Fig 1. The first case of ANCA in a patient with segmental necrotizing glomerulonephritis

ANCA-associated vasculitis (AAV) is now defined as a pauci-immune necrotizing vasculitis of predominantly small blood vessels that is associated with myeloperoxidase (MPO-ANCA), proteinase 3 (PR3-ANCA) positivity.

In this post, we’ll review the data that guide our treatment of AAV (Fig. 2).

Figure 2: Landmark trials in ANCA Nephritis

Let’s start with cyclophosphamide and glucocorticoids:
Starting in the 1970s, cyclophosphamide (CYC) and glucocorticoids were found to be effective in ANCA vasculitis.

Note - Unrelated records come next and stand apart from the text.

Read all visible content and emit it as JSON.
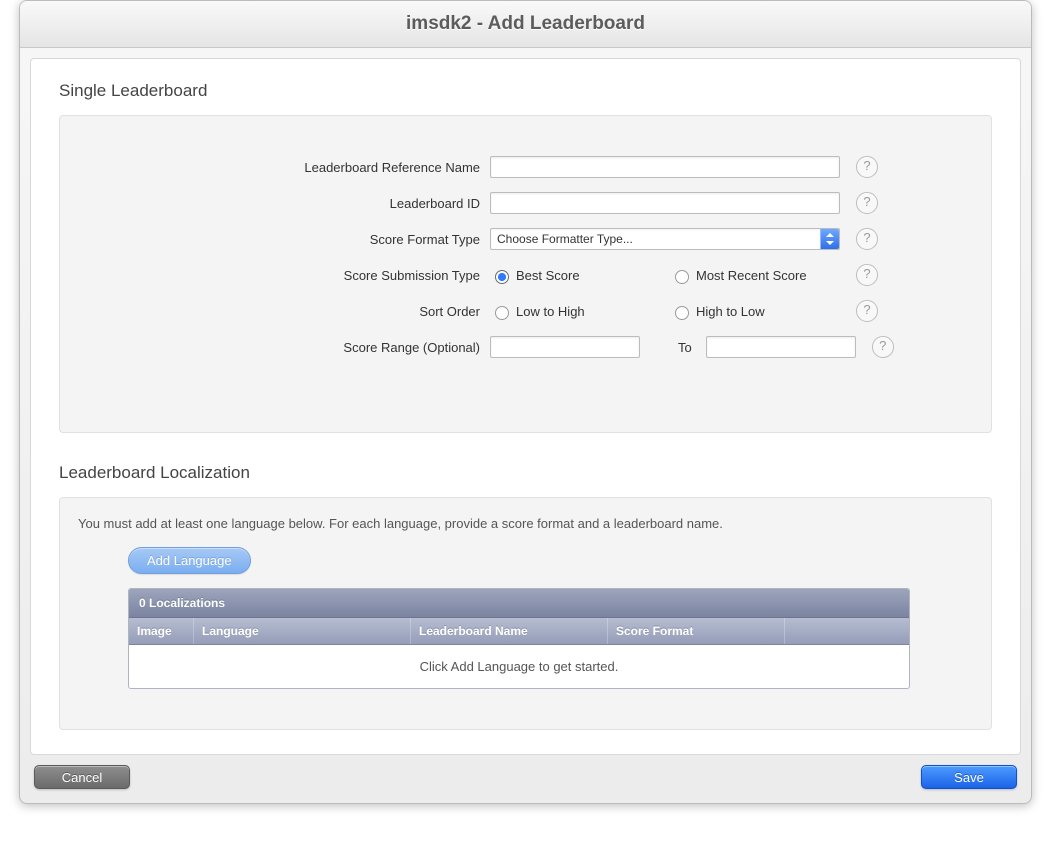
{
  "window": {
    "title": "imsdk2 - Add Leaderboard"
  },
  "section_single": {
    "title": "Single Leaderboard",
    "fields": {
      "ref_name": {
        "label": "Leaderboard Reference Name",
        "value": ""
      },
      "lb_id": {
        "label": "Leaderboard ID",
        "value": ""
      },
      "format": {
        "label": "Score Format Type",
        "selected": "Choose Formatter Type..."
      },
      "submission": {
        "label": "Score Submission Type",
        "options": {
          "best": "Best Score",
          "recent": "Most Recent Score"
        },
        "selected": "best"
      },
      "sort": {
        "label": "Sort Order",
        "options": {
          "low": "Low to High",
          "high": "High to Low"
        },
        "selected": ""
      },
      "range": {
        "label": "Score Range (Optional)",
        "from": "",
        "to_label": "To",
        "to": ""
      }
    }
  },
  "section_loc": {
    "title": "Leaderboard Localization",
    "hint": "You must add at least one language below. For each language, provide a score format and a leaderboard name.",
    "add_button": "Add Language",
    "table": {
      "header_count": "0 Localizations",
      "columns": {
        "image": "Image",
        "language": "Language",
        "name": "Leaderboard Name",
        "score": "Score Format"
      },
      "empty_text": "Click Add Language to get started."
    }
  },
  "footer": {
    "cancel": "Cancel",
    "save": "Save"
  }
}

Two decades later in 1992, a study of 158 patients with granulomatosis with polyangiitis (formerly known as Wegener’s granulomatosis) summarized that the outcome could be dramatically improved by daily treatment with cyclophosphamide and glucocorticoids, though disease-related and treatment-related morbidity were often profound, 13% of patients died, 86% of patients had irreversible features of their disease and 42% of patients had side effects of treatment.

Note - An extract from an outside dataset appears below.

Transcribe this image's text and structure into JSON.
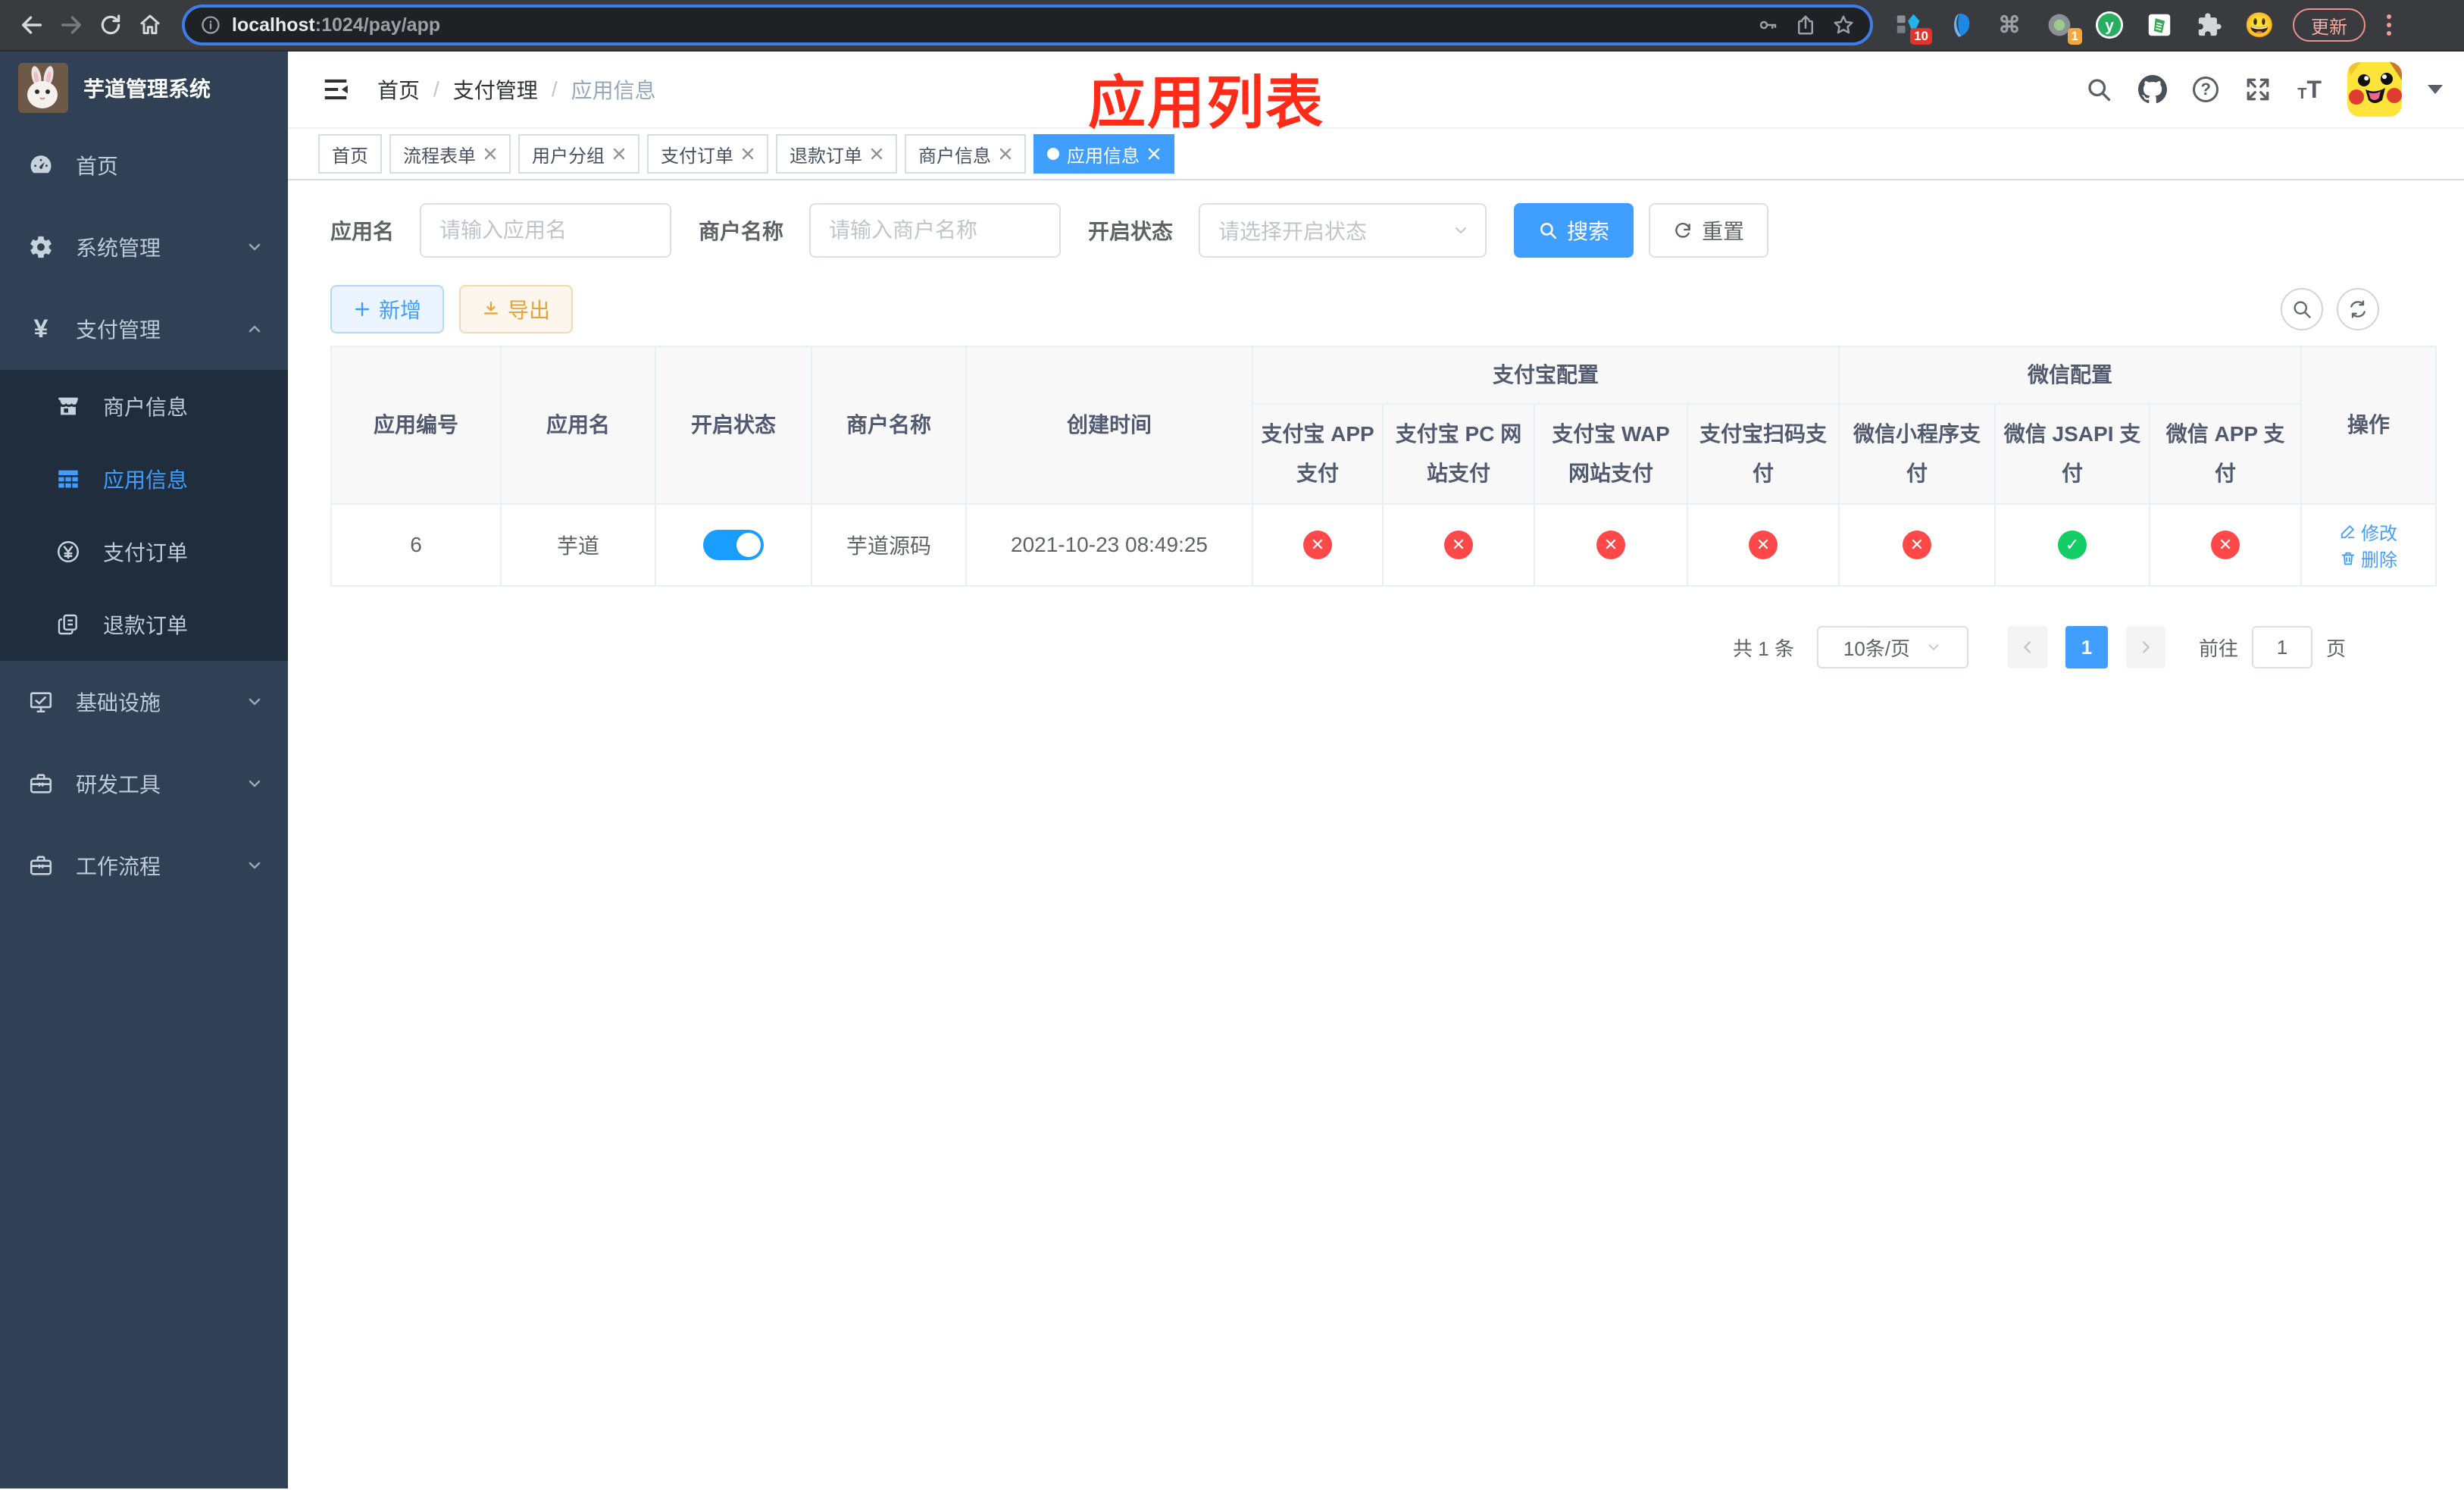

In 2009, the CYCLOPS trial compared the effectiveness of oral versus intravenous (IV) CYC induction. Oral CYC was found to have lower rate of relapse, while IV CYC was more likely to induce remission and was associated with a significantly lower rate of leukopenia and infection. However, the study did not have enough power to detect a difference in relapse rates between the 2 groups.

What about rituximab (RTX)?
The RAVE trial compared RTX and CYC for induction, with each treatment given in addition to glucocorticoids. The trial showed that glucocorticoids plus RTX were not inferior to CYC for the treament of new onset AAV. Moreover, this regimen may be superior in relapsing AAV. Notably, in the RAVE trial, sicker patients including those with alveolar hemorrhage requiring mechanical ventilation or severe kidney failure with creatinine greater than 4.0 mg/dL were excluded. Subsequently, the RITUXIVAS trial showed similar data to the RAVE trial, with both treatment groups demonstrating a high rate of sustained remission but also with a high rate of severe adverse events. Notably in the RITUXIVAS trial, IV CYC was given with the first and third RTX infusions.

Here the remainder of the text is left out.